人だかりの中で

思い出すと、昨日のようであるが、まだ結婚して間近のころ、会社の青年会で馬鹿のように飲んだ後、家に向かう前に酔いすぎて道ばたに寝ころんでしまったことがあった。自分ではそれほど、酔っていないとおもっていて、少し横になったら楽になるだろうと思っていたのだ。(舞鶴でも有名なK寿司の前で)しかし不覚にもそのまま眠ってしまったのである。
ざわめきが気になるころまでどのくらいの時間が経過したのかは忘れたが、「おい、こんなところに若い子が倒れている」と言ってK寿司の隣の旅館から出てきた一団が私の周りに集結していたのである。 そのざわめきに気がついた時は私の顔の周りには10人以上の顔が円を描くようにグルグルと回って見えた。

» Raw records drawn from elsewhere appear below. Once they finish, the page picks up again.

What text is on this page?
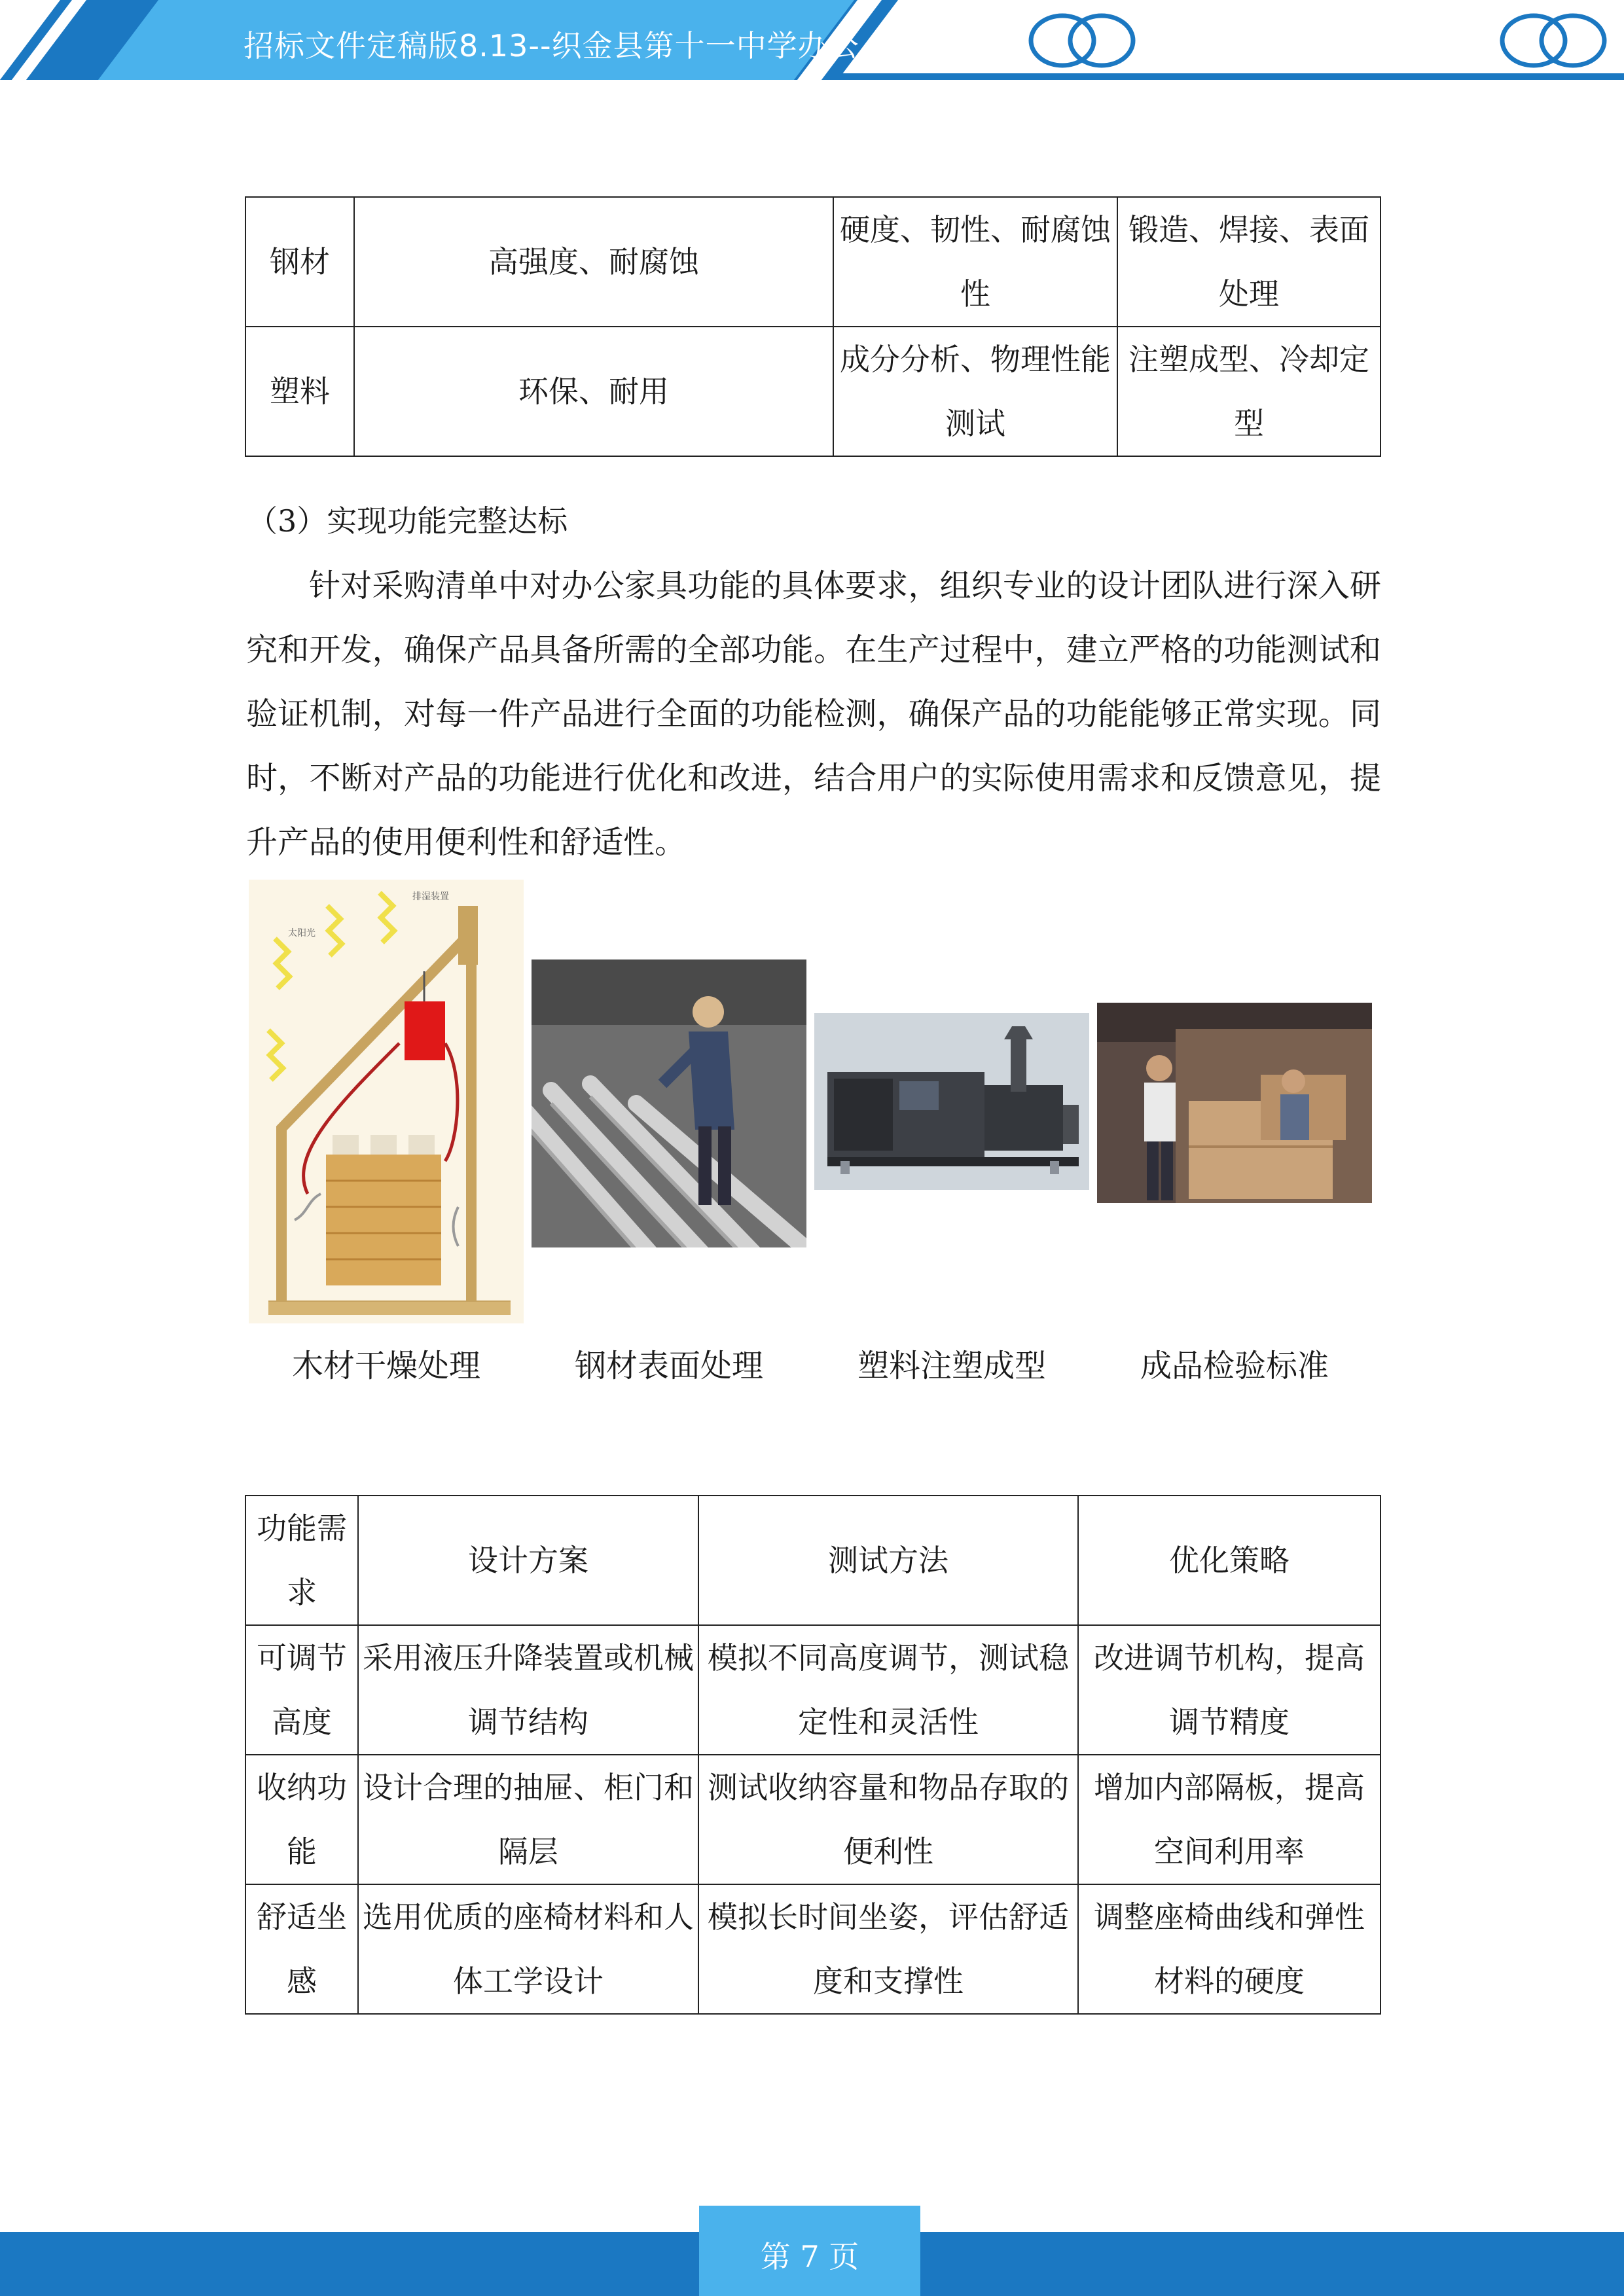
招标文件定稿版8.13--织金县第十一中学办公...
钢材	高强度、耐腐蚀	硬度、韧性、耐腐蚀性	锻造、焊接、表面处理
塑料	环保、耐用	成分分析、物理性能测试	注塑成型、冷却定型
（3）实现功能完整达标
针对采购清单中对办公家具功能的具体要求，组织专业的设计团队进行深入研究和开发，确保产品具备所需的全部功能。在生产过程中，建立严格的功能测试和验证机制，对每一件产品进行全面的功能检测，确保产品的功能能够正常实现。同时，不断对产品的功能进行优化和改进，结合用户的实际使用需求和反馈意见，提升产品的使用便利性和舒适性。
太阳光
排湿装置
木材干燥处理	钢材表面处理	塑料注塑成型	成品检验标准
功能需求	设计方案	测试方法	优化策略
可调节高度	采用液压升降装置或机械调节结构	模拟不同高度调节，测试稳定性和灵活性	改进调节机构，提高调节精度
收纳功能	设计合理的抽屉、柜门和隔层	测试收纳容量和物品存取的便利性	增加内部隔板，提高空间利用率
舒适坐感	选用优质的座椅材料和人体工学设计	模拟长时间坐姿，评估舒适度和支撑性	调整座椅曲线和弹性材料的硬度
第 7 页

これはいかんと気力を絞って起きあがった私は「おっちゃん、わしは生きとるで」と叫び、再び国道を横切って、自動販売機の横の公衆電話から家に電話を入れたのだった。自分としては、酔ってはいながら、こんなにたくさんの他人に醜態を見られたことに対する羞恥心は残っていて、ぐるぐると地球が回るあの苦しさと闘いながら、起きて歩きはじめたのである。
電話で場所を聞いた妻は(当時は新婚だったから、妻も優しかった)「そこにおるんやで、動いたらあかんよ」と念をいれたそうである。
私も相当酔っていて、しんどかったのだろう、じっとしていると地球が回る。 ふらふらと歩いているほうが楽だ。妻が迎えに来てくれたときには、その場所にはいなかったらしく、妻も家のほうへあきらめて帰る途中、港湾道路のあたり(現在の舞鶴港とれとれセンター付近)で長身のよっぱらい男が国道をさまよっているのを発見したという。
それ以降、酒蟷螂は人前で眠ることは絶対にしなくなった。それなりに酒飲みのプライドがあり、これなど、プライドが傷ついた唯一のにがい思い出である。